DUBAI (Reuters) – Bahrain’s embassy in Damascus and the Syrian diplomatic mission in Manama have been operating “without interruption”, the Bahraini foreign ministry said in a statement on Friday, a day after the United Arab Emirates reopened its embassy in Syria.
The reopening of the UAE’s mission was a diplomatic boost for Syrian President Bashar al-Assad as it and other U.S.-allied Arab states had once backed rebels fighting him. The embassy had been shut since the early months of Syria’s conflict nearly eight years ago.

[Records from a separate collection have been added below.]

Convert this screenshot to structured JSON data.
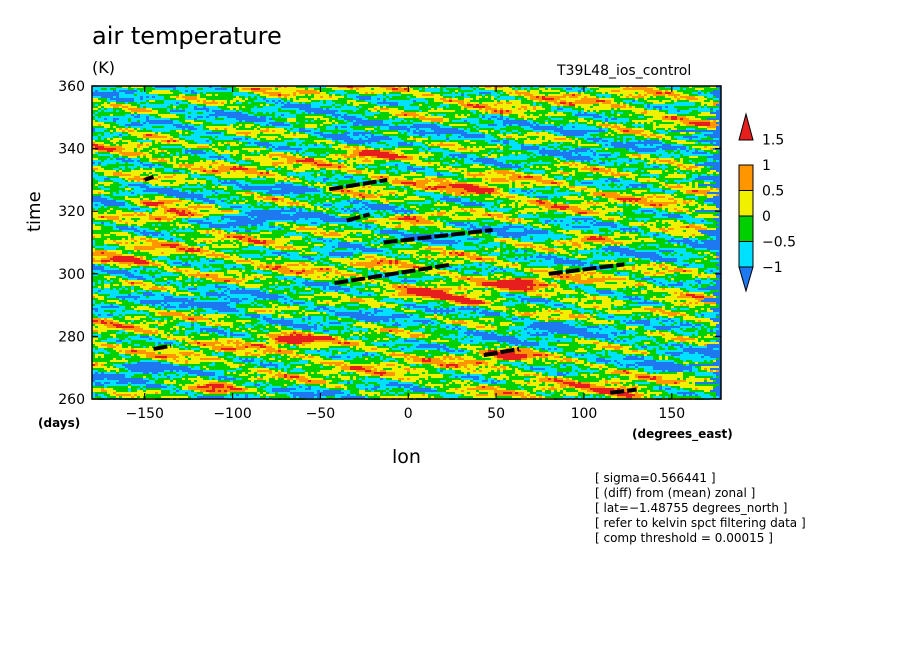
{
  "chart_data": {
    "type": "heatmap",
    "title": "air temperature",
    "subtitle": "(K)",
    "run_label": "T39L48_ios_control",
    "xlabel": "lon",
    "x_unit": "(degrees_east)",
    "ylabel": "time",
    "y_unit": "(days)",
    "xlim": [
      -180,
      178
    ],
    "ylim": [
      260,
      360
    ],
    "x_ticks": [
      -150,
      -100,
      -50,
      0,
      50,
      100,
      150
    ],
    "x_tick_labels": [
      "−150",
      "−100",
      "−50",
      "0",
      "50",
      "100",
      "150"
    ],
    "y_ticks": [
      260,
      280,
      300,
      320,
      340,
      360
    ],
    "y_tick_labels": [
      "260",
      "280",
      "300",
      "320",
      "340",
      "360"
    ],
    "colorbar": {
      "levels": [
        -1,
        -0.5,
        0,
        0.5,
        1,
        1.5
      ],
      "level_labels": [
        "−1",
        "−0.5",
        "0",
        "0.5",
        "1",
        "1.5"
      ],
      "colors": [
        "#1e78f0",
        "#00e0ff",
        "#00d000",
        "#f0f000",
        "#ff9600",
        "#e61e1e"
      ]
    },
    "anomalies": [
      {
        "lon": -132,
        "time": 319,
        "value": 1.6
      },
      {
        "lon": -145,
        "time": 323,
        "value": 1.4
      },
      {
        "lon": -160,
        "time": 304,
        "value": 1.3
      },
      {
        "lon": -65,
        "time": 279,
        "value": 1.5
      },
      {
        "lon": -110,
        "time": 263,
        "value": 1.4
      },
      {
        "lon": 10,
        "time": 294,
        "value": 1.6
      },
      {
        "lon": 32,
        "time": 291,
        "value": 1.5
      },
      {
        "lon": 55,
        "time": 274,
        "value": 1.4
      },
      {
        "lon": 62,
        "time": 297,
        "value": 1.3
      },
      {
        "lon": 100,
        "time": 310,
        "value": 1.3
      },
      {
        "lon": 5,
        "time": 318,
        "value": 1.4
      },
      {
        "lon": 40,
        "time": 327,
        "value": 1.3
      },
      {
        "lon": -20,
        "time": 338,
        "value": 1.2
      },
      {
        "lon": 120,
        "time": 262,
        "value": 1.3
      },
      {
        "lon": 155,
        "time": 332,
        "value": 1.2
      },
      {
        "lon": -60,
        "time": 327,
        "value": -1.4
      },
      {
        "lon": -85,
        "time": 318,
        "value": -1.3
      },
      {
        "lon": -40,
        "time": 306,
        "value": -1.3
      },
      {
        "lon": -105,
        "time": 290,
        "value": -1.2
      },
      {
        "lon": 80,
        "time": 283,
        "value": -1.3
      },
      {
        "lon": 130,
        "time": 290,
        "value": -1.2
      },
      {
        "lon": 150,
        "time": 270,
        "value": -1.3
      },
      {
        "lon": -150,
        "time": 270,
        "value": -1.2
      },
      {
        "lon": -30,
        "time": 348,
        "value": -1.2
      },
      {
        "lon": 100,
        "time": 346,
        "value": -1.3
      },
      {
        "lon": -120,
        "time": 343,
        "value": -1.2
      }
    ],
    "kelvin_segments": [
      {
        "lon": [
          -150,
          -145
        ],
        "time": [
          330,
          331
        ]
      },
      {
        "lon": [
          -45,
          -12
        ],
        "time": [
          327,
          330
        ]
      },
      {
        "lon": [
          -35,
          -22
        ],
        "time": [
          317,
          319
        ]
      },
      {
        "lon": [
          -14,
          48
        ],
        "time": [
          310,
          314
        ]
      },
      {
        "lon": [
          -42,
          25
        ],
        "time": [
          297,
          303
        ]
      },
      {
        "lon": [
          80,
          123
        ],
        "time": [
          300,
          303
        ]
      },
      {
        "lon": [
          -145,
          -135
        ],
        "time": [
          276,
          277
        ]
      },
      {
        "lon": [
          43,
          63
        ],
        "time": [
          274,
          276
        ]
      },
      {
        "lon": [
          115,
          130
        ],
        "time": [
          262,
          263
        ]
      }
    ]
  },
  "notes": [
    "[ sigma=0.566441 ]",
    "[ (diff) from (mean) zonal ]",
    "[ lat=−1.48755 degrees_north ]",
    "[ refer to kelvin spct filtering data ]",
    "[ comp threshold = 0.00015 ]"
  ]
}
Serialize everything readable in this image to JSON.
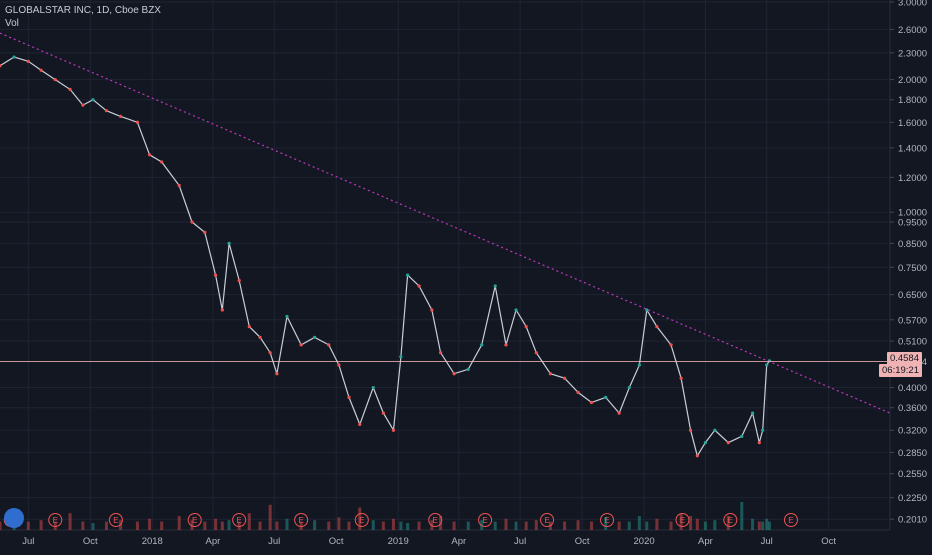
{
  "chart_data": {
    "type": "line",
    "symbol": "GLOBALSTAR INC, 1D, Cboe BZX",
    "volume_label": "Vol",
    "y_scale": "log",
    "ylim": [
      0.19,
      3.0
    ],
    "y_ticks": [
      "3.0000",
      "2.6000",
      "2.3000",
      "2.0000",
      "1.8000",
      "1.6000",
      "1.4000",
      "1.2000",
      "1.0000",
      "0.9500",
      "0.8500",
      "0.7500",
      "0.6500",
      "0.5700",
      "0.5100",
      "0.4584",
      "0.4000",
      "0.3600",
      "0.3200",
      "0.2850",
      "0.2550",
      "0.2250",
      "0.2010"
    ],
    "x_ticks": [
      "Jul",
      "Oct",
      "2018",
      "Apr",
      "Jul",
      "Oct",
      "2019",
      "Apr",
      "Jul",
      "Oct",
      "2020",
      "Apr",
      "Jul",
      "Oct"
    ],
    "x_tick_dates": [
      "2017-07-01",
      "2017-10-01",
      "2018-01-01",
      "2018-04-01",
      "2018-07-01",
      "2018-10-01",
      "2019-01-01",
      "2019-04-01",
      "2019-07-01",
      "2019-10-01",
      "2020-01-01",
      "2020-04-01",
      "2020-07-01",
      "2020-10-01"
    ],
    "xlim": [
      "2017-05-20",
      "2020-12-31"
    ],
    "current_price": "0.4584",
    "countdown": "06:19:21",
    "trendline": {
      "start": {
        "date": "2017-05-20",
        "price": 2.55
      },
      "end": {
        "date": "2020-12-31",
        "price": 0.35
      }
    },
    "series": [
      {
        "x": [
          "2017-05-20",
          "2017-06-10",
          "2017-07-01",
          "2017-07-20",
          "2017-08-10",
          "2017-09-01",
          "2017-09-20",
          "2017-10-05",
          "2017-10-25",
          "2017-11-15",
          "2017-12-10",
          "2017-12-28",
          "2018-01-15",
          "2018-02-10",
          "2018-03-01",
          "2018-03-20",
          "2018-04-05",
          "2018-04-15",
          "2018-04-25",
          "2018-05-10",
          "2018-05-25",
          "2018-06-10",
          "2018-06-25",
          "2018-07-05",
          "2018-07-20",
          "2018-08-10",
          "2018-08-30",
          "2018-09-20",
          "2018-10-05",
          "2018-10-20",
          "2018-11-05",
          "2018-11-25",
          "2018-12-10",
          "2018-12-25",
          "2019-01-05",
          "2019-01-15",
          "2019-02-01",
          "2019-02-20",
          "2019-03-05",
          "2019-03-25",
          "2019-04-15",
          "2019-05-05",
          "2019-05-25",
          "2019-06-10",
          "2019-06-25",
          "2019-07-10",
          "2019-07-25",
          "2019-08-15",
          "2019-09-05",
          "2019-09-25",
          "2019-10-15",
          "2019-11-05",
          "2019-11-25",
          "2019-12-10",
          "2019-12-25",
          "2020-01-05",
          "2020-01-20",
          "2020-02-10",
          "2020-02-25",
          "2020-03-10",
          "2020-03-20",
          "2020-04-01",
          "2020-04-15",
          "2020-05-05",
          "2020-05-25",
          "2020-06-10",
          "2020-06-20",
          "2020-06-25",
          "2020-07-01",
          "2020-07-05"
        ],
        "values": [
          2.15,
          2.25,
          2.2,
          2.1,
          2.0,
          1.9,
          1.75,
          1.8,
          1.7,
          1.65,
          1.6,
          1.35,
          1.3,
          1.15,
          0.95,
          0.9,
          0.72,
          0.6,
          0.85,
          0.7,
          0.55,
          0.52,
          0.48,
          0.43,
          0.58,
          0.5,
          0.52,
          0.5,
          0.45,
          0.38,
          0.33,
          0.4,
          0.35,
          0.32,
          0.47,
          0.72,
          0.68,
          0.6,
          0.48,
          0.43,
          0.44,
          0.5,
          0.68,
          0.5,
          0.6,
          0.55,
          0.48,
          0.43,
          0.42,
          0.39,
          0.37,
          0.38,
          0.35,
          0.4,
          0.45,
          0.6,
          0.55,
          0.5,
          0.42,
          0.32,
          0.28,
          0.3,
          0.32,
          0.3,
          0.31,
          0.35,
          0.3,
          0.32,
          0.45,
          0.46
        ]
      }
    ],
    "volume": [
      0.3,
      0.4,
      0.3,
      0.35,
      0.3,
      0.6,
      0.3,
      0.25,
      0.3,
      0.35,
      0.3,
      0.4,
      0.3,
      0.5,
      0.35,
      0.3,
      0.4,
      0.3,
      0.35,
      0.3,
      0.6,
      0.3,
      0.9,
      0.3,
      0.4,
      0.3,
      0.35,
      0.3,
      0.45,
      0.3,
      0.8,
      0.35,
      0.3,
      0.4,
      0.3,
      0.25,
      0.3,
      0.35,
      0.5,
      0.3,
      0.3,
      0.35,
      0.3,
      0.4,
      0.3,
      0.3,
      0.35,
      0.3,
      0.3,
      0.35,
      0.3,
      0.45,
      0.3,
      0.3,
      0.5,
      0.3,
      0.4,
      0.3,
      0.6,
      0.5,
      0.4,
      0.3,
      0.35,
      0.5,
      1.0,
      0.4,
      0.3,
      0.3,
      0.4,
      0.3
    ],
    "earnings_markers": [
      "2017-06-05",
      "2017-08-10",
      "2017-11-08",
      "2018-03-05",
      "2018-05-10",
      "2018-08-10",
      "2018-11-08",
      "2019-02-25",
      "2019-05-10",
      "2019-08-10",
      "2019-11-07",
      "2020-02-27",
      "2020-05-08",
      "2020-08-06"
    ],
    "earnings_label": "E",
    "colors": {
      "background": "#131722",
      "up": "#26a69a",
      "down": "#ef5350",
      "trendline": "#c038c0",
      "price_line": "#f0b3b3",
      "grid": "#1f2433",
      "axis_text": "#b2b5be"
    }
  }
}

Other Gulf and Arab states are expected to shift their positions and normalise ties with Assad’s government as concerns grow about Iran’s influence in the region. Syria’s membership of the Arab League was suspended seven years ago.
“The Kingdom of Bahrain has announced that work is continuing at its embassy in the brotherly Arab Republic of Syria,” a statement carried by the state news agency BNA said.
It was not clear whether that meant the embassy had continued operating throughout the war, when most Gulf Arab states — including Saudi Arabia, with which Bahrain is closely aligned — broke off diplomatic ties.
The statement said it was important that Arab states work to prevent any regional interference in Syria’s internal affairs, to help consolidate security and stability in the country.
BNA said flights had been operating between Bahrain and Syria without interruption, although again it did not say whether that had been the case throughout the war.
Gulf Arab states were the main backers of armed groups opposed to Assad, but Saudi Arabia and Qatar had the most prominent roles in the Syrian war. Emirati support has been associated with groups opposed to Islamist domination of the uprising, rebel sources in the region have said.
Unlike its neighbours, Oman maintained diplomatic ties with Damascus while Kuwait opposed arming rebels fighting to topple Assad and has led a humanitarian fundraising campaign for Syria through the United Nations.
After nearly eight years of war, Assad has recovered control of most of Syria with support from Russia, Iran, and Iranian-backed Shi’ite Muslim groups such as Lebanon’s Hezbollah.
His military advances gathered pace this year with the defeat of the last big rebel enclaves near Damascus and recovery of the southwestern region.